The town of Concord, MA is rich in history and charm. When I go there, I am always drawn to the cemeteries which dot the hillsides in and around the town. I recently spent a few days in the town and walked through Old Hill Burying Ground and Sleepy Hollow Cemetery where one can find the resting places of Minutemen and other prominent townspeople including the writers Ralph Waldo Emerson, Nathaniel Hawthorne, Henry David Thoreau and Louisa May Alcott. But there are also men like John Jack, a freed slave who died at age 60 in 1773 (see the complete photo of his headstone below). The inscription on his headstone is remarkable. It reads:
“God wills us free. Man wills us slaves.
I will as God wills Gods [sic] will be done.
Here lies the body of
A native of Africa who died
March 1773, aged about 60 years
Tho’ born in a land of slavery,
He was born free.
Tho’ he lived in a land of liberty,
He lived a slave,
Till by his honest, tho’ stolen labors,
He acquired the source of slavery,
Which gave him his freedom,
Tho’ not long before,
Death the grand tyrant
Gave him his final emancipation,
And set him on a footing with kings.
Tho’ a slave to vice,
He practiced those virtues
Without which kings are but slaves.”
It is amazing to me, in 2017, to read these words, carved into a slate slab two years before the start of the American Revolution came to Lexington and Concord in April 1775. It certainly informs us of the racial division that has been a part of the American story from long before the Revolution, but it also suggests that there is a tradition in our nation that has resisted the dehumanizing oppression of racism. American society once again revisits the traumas of racial division that have stained our national history as we debate the merits of Confederate memorials (the majority of which were erected at the time of the First World War by the Daughters of the Confederacy) and it is alarming to see how many of our wounds from the eras of Civil War and Reconstruction are again being opened.

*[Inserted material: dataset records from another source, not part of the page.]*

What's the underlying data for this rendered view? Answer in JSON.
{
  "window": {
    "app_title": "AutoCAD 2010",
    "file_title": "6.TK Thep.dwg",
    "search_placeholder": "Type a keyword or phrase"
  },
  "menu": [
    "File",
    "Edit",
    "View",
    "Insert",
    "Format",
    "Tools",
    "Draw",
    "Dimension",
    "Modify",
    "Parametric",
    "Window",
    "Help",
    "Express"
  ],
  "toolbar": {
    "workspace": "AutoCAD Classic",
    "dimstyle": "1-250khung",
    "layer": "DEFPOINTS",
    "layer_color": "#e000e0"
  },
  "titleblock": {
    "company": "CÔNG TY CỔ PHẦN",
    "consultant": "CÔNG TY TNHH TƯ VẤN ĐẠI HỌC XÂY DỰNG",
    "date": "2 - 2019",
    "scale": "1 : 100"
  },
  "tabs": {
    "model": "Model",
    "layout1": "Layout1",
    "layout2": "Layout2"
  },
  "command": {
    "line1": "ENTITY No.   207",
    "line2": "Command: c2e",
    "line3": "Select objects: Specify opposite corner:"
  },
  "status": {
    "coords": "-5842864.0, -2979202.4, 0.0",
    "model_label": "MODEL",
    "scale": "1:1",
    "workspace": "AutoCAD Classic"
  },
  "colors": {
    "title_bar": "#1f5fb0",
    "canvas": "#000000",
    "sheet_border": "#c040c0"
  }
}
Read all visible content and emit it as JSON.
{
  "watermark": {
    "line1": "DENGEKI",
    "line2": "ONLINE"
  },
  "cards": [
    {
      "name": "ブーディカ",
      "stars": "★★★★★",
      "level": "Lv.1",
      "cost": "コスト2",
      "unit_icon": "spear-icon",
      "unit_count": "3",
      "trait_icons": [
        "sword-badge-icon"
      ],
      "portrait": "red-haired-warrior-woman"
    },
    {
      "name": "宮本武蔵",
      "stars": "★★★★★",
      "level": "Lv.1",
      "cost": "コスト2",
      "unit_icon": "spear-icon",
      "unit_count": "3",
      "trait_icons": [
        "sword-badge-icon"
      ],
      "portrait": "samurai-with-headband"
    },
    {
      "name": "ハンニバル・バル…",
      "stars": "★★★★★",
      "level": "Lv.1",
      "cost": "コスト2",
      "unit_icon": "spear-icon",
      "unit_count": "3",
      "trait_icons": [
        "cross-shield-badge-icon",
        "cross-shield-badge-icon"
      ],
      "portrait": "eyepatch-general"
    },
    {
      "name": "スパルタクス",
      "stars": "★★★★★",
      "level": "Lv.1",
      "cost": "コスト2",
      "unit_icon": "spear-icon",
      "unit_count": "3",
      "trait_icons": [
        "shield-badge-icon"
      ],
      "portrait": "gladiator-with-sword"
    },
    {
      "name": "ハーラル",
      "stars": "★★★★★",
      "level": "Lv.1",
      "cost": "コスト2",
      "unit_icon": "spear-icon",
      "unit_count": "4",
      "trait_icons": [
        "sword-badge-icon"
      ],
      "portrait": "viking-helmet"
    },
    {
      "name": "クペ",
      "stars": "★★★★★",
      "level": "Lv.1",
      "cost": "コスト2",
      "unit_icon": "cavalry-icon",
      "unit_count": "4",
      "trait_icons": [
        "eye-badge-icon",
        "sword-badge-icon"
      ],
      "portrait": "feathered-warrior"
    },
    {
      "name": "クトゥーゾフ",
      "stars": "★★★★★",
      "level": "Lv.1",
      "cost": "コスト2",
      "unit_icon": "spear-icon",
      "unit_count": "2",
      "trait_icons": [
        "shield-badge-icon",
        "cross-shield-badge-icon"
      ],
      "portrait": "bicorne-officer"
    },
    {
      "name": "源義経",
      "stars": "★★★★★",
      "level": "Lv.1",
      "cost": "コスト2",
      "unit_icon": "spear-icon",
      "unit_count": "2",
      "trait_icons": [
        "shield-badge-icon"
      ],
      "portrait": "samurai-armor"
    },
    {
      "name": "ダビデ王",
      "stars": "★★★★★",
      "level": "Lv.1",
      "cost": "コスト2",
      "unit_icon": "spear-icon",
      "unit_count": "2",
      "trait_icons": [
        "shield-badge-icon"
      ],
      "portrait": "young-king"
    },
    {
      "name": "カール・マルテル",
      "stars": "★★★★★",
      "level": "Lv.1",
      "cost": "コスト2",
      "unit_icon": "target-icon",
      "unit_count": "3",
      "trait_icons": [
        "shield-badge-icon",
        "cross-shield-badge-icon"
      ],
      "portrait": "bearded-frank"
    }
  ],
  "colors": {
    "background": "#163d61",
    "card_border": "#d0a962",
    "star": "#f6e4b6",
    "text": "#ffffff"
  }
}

It is devastating to consider that there are still casualties in the war for America’s racial conscience. I am thinking about Heather Heyer, and the 19 injured last weekend in Charlottesville, as well as the 178 black Americans who have died so far in 2017 at the hands of predominantly white law enforcement agencies.
I was in New Orleans this spring, when neck-bearded white protesters wearing Lynyrd Skynyrd t-shirts and waving Confederate flags tried to defend statues of Confederate President Jefferson Davis, Robert E. Lee and General Beauregard. I found the display of Southern pride was completely overshadowed by an ugly veneer of hillbilly dirt and white supremacist neck tattoos. At the time, I considered that it was not ideal to remove these statues completely, because I am not in favor of sanitizing history to conform entirely to present-day moral standards. History is about knowing the past, even the ugly parts. But how much do these monuments represent that history? How well does a bronze of Jefferson Davis represent the carnage and loss of the worst war in American history? How well does it represent the degradation and cruelty of slavery and the injustice of institutionalized racism that has persisted for over 150 years since the death of Mr. Lincoln? It is clear to me that American history as filtered by the alt-right — including President Trump and his stupid, reactionary “Make America Great Again” message — is not being well served by the efforts to defend these symbols of southern, pro-slavery, secessionist leaders. So now I say, take them down, and put them in a museum where the message is properly framed to allow these symbols their place in a thoughtful historically educational context. Take them down and take away the allure they offer to present day malcontents who claim some insight into a national history they have obviously not read at any reasonable depth. Take the sculptures down, I say, and replace them with libraries where books about the history of this country can be found and read and contemplated.
What was once known as Lee Park in the town of Charlottesville, VA is now known as Emancipation Park, and the park itself will soon be emancipated from the shadow of General Robert E. Lee. If you’ve read a little American history, you may reasonably conclude that this is a fitting evolution: a monument to the march of history that defeated Southern secession, and the institution of slavery that so damaged this country and our society. The damage of slavery is still with us, and I believe it always will be with us. We must acknowledge it, live with it, respect it as a terrible part of our nation’s history. And we must fight any attempt to describe it as anything other than an abhorrent and cruel institution that almost ended our great nation and its experiment in liberty. We must honor the many heroes who have risen to prominence since and respect the commitments and sacrifices they made. Remember Rosa Parks, Medgar Evers, Malcolm X, Martin Luther King, Jr. and many more, and in so doing, I hope you will conclude that there can be no going back. Glorifying and romanticizing America’s racist past will never Make America Great Again.